Personal information
- Full name: Martín Simón Carrillo Simancas
- Date of birth: 26 January 1983 (age 42)
- Place of birth: Caracas, Venezuela

Managerial career
- Years: Team
- San Agustín El Paraíso (youth)
- 2012–2013: Real Esppor (youth)
- 2013: Deportivo La Guaira (assistant)
- 2014: Portuguesa (assistant)
- 2015: Tucanes de Amazonas (assistant)
- 2015–2019: Zamora (assistant)
- 2019–2020: Trujillanos
- 2020–2021: Venezuela U20
- 2021: Academia Puerto Cabello

= Martín Carrillo =

Venezuelan football manager

Martín Simón Carrillo Simancas (born 26 January 1983) is a Venezuelan football manager.

==Career==
Born in Caracas, Carrillo began his career with C.S. Colegio San Agustín El Paraíso, and later worked at Real Esppor's youth setup. In 2013, as the club was renamed to Deportivo La Guaira, he was named Francesco Stifano's assistant in the first team.

Carrillo followed Stifano to Portuguesa, Tucanes de Amazonas and Zamora, always as his assistant. On 16 June 2019, he was appointed manager of Trujillanos.

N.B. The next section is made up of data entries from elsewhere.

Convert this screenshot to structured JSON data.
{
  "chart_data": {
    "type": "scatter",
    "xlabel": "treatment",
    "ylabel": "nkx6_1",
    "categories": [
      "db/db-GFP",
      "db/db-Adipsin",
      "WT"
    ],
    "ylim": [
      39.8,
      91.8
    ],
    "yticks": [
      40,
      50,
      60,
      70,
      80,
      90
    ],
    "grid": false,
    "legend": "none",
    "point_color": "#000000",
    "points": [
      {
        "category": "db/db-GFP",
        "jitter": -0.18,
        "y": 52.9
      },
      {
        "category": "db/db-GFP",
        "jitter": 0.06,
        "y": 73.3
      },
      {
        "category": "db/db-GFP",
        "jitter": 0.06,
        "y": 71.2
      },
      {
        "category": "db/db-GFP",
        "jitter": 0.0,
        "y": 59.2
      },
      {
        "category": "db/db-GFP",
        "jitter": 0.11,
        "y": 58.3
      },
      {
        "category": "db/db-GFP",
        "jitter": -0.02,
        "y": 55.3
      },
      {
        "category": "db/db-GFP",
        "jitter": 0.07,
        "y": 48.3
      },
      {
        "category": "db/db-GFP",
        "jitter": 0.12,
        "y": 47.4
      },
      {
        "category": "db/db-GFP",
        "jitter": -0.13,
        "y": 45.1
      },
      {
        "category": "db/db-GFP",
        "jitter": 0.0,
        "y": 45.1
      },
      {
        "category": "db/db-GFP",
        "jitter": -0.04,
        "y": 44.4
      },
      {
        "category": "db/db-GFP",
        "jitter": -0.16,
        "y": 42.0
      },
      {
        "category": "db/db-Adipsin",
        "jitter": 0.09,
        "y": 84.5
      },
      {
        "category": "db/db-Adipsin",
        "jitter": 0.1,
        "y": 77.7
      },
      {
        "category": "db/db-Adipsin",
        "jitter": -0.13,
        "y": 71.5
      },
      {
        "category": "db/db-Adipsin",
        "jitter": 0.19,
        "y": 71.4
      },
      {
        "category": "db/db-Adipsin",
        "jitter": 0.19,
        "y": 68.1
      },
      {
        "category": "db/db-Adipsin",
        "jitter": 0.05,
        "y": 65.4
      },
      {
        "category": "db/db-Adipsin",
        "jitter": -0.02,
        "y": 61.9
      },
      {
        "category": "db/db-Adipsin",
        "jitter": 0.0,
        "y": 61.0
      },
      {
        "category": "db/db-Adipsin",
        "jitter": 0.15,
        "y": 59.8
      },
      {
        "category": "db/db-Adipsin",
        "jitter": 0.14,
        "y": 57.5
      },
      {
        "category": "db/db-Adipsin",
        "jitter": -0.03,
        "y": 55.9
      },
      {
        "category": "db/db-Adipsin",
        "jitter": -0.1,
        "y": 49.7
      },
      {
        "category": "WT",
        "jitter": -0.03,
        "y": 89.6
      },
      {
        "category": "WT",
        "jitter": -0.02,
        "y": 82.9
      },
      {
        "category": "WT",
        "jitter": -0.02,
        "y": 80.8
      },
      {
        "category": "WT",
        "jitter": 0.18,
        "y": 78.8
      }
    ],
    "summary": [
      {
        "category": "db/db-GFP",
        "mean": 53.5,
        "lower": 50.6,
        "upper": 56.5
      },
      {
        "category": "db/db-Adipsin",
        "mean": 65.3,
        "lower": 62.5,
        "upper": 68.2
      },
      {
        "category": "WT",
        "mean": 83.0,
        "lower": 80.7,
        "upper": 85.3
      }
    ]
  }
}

Carrillo resigned on 17 December 2020, and was named in charge of the Venezuela under-20 football team the following day. He was unable to manage a single match for the side as the 2021 South American U-20 Championship was cancelled, and returned to club duties on 28 August 2021, after being appointed at the helm of Academia Puerto Cabello.